Why Isn't Natural Gas an Election Issue?
But what if it were possible to do both?
One of the surest ways to help protect the environment while creating jobs and revitalizing our economy is through increasing the conversion and use of natural gas here in the U.S.
Why has this opportunity towards increased reliance on natural gas been so obvious and yet so difficult for politicians of both parties to embrace?
It hasn't been solely because 2012 is an election year. Boone Pickens was on CNBC last week marking the fourth anniversary of his "Pickens Plan," the failed congressional effort to invest in truck natural gas engines and fuelling infrastructure to run them on.
In fact, if anyone wanted to see political partisanship in action slowing the real economic progress this nation could make, they'd find no better example than the history of the Pickens plan and other natural gas initiatives in Washington.
Both radical wings of each party have made advocating natural gas use impossible.

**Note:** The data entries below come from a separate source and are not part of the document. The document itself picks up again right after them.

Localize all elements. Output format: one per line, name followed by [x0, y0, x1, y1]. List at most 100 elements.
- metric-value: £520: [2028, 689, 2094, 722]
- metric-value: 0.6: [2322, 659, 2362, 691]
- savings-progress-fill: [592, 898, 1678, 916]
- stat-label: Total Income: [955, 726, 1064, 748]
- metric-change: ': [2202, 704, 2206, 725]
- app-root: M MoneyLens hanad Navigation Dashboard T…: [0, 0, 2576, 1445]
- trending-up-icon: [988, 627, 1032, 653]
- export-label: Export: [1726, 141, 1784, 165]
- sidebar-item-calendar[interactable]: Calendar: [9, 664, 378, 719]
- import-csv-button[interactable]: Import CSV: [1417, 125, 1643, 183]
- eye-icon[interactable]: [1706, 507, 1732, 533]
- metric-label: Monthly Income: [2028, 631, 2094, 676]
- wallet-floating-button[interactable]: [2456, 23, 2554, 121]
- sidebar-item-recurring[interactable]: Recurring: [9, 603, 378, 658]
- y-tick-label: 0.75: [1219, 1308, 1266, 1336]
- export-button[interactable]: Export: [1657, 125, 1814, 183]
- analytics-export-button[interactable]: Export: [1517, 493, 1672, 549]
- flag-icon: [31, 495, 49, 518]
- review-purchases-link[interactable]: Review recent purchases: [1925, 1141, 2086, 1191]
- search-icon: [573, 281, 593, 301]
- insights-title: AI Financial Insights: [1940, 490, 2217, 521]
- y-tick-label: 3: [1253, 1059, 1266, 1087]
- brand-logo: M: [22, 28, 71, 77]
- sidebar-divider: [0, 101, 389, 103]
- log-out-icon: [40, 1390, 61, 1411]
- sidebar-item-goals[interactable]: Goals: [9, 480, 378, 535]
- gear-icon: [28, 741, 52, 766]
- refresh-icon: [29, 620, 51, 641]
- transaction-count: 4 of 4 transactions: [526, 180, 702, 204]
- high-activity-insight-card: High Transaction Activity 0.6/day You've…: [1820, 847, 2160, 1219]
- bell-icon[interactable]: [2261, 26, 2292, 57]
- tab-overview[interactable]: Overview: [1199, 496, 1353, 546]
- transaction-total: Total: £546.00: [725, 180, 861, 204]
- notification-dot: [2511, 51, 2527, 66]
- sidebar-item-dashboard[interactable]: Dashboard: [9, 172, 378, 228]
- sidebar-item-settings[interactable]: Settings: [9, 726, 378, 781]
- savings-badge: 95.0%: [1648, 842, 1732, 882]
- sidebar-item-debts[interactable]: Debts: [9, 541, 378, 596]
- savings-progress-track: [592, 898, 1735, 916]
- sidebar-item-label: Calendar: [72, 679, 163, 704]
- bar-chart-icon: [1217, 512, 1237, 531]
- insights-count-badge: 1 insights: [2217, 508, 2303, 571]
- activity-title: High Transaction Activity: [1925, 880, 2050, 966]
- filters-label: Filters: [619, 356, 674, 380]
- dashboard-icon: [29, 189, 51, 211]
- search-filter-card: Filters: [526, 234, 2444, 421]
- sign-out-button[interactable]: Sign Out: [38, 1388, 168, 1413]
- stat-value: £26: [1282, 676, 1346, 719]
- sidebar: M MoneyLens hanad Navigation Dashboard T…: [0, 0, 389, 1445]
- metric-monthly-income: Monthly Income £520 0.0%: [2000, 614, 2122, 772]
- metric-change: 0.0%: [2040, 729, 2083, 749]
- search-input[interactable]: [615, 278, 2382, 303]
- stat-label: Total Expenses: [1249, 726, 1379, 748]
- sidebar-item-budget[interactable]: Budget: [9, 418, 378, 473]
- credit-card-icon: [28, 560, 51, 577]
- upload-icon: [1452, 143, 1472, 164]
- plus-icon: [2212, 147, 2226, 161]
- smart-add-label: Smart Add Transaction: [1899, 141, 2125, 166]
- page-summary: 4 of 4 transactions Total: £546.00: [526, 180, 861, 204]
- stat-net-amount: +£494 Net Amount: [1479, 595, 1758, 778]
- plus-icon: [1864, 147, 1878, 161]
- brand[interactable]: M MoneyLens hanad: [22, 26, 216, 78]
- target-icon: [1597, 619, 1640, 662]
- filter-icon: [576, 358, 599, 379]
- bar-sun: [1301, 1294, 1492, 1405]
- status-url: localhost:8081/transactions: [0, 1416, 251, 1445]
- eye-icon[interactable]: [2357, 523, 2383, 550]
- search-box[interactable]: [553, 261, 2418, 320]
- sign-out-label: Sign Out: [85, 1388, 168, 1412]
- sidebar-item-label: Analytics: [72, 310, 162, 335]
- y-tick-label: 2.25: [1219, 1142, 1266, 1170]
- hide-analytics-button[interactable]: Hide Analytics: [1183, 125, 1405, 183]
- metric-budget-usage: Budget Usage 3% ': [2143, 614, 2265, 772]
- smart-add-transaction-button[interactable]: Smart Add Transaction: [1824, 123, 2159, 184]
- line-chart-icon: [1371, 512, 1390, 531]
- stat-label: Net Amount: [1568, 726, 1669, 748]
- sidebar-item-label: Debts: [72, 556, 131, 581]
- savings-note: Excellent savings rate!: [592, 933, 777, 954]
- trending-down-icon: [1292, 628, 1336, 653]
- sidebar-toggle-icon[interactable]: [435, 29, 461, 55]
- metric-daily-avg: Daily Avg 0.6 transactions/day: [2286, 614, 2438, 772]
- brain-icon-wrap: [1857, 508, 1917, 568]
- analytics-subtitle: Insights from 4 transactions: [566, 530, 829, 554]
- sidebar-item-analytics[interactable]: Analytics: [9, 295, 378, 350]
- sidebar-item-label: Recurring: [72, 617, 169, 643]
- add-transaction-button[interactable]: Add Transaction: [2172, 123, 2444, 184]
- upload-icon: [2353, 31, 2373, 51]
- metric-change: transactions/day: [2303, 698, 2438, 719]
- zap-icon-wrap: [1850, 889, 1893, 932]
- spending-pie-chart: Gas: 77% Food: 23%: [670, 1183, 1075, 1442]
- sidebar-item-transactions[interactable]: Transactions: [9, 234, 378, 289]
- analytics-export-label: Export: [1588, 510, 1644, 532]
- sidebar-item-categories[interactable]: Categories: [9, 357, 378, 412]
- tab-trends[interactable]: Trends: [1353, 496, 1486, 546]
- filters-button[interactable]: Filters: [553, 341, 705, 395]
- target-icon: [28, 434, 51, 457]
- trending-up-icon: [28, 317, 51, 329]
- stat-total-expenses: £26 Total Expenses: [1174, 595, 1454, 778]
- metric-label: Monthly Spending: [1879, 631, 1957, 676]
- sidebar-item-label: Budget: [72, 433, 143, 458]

Democratic environmentalists are concerned about hydraulic fracturing and its possible impact to aquifers. Republicans are reluctant to approve further federal spending of any kind as well as risk a charge of "picking winners" in natural gas -- a charge they have made successfully against Democrats.
Of course, both radical wings of both parties are wrong: Overwhelming evidence from every independent research source has concluded that hydraulic fracturing of shale for natural gas has proven to be safe to our water supplies and is getting safer all the time.
Republican reticence to support natural gas expansion belies a long history of government incentives for developing new energy sources, from as far back as our development of coal to our much discussed modern tax incentives for crude oil exploration and production.
It is a fact that our government has been picking winners in energy for as long as there's been government.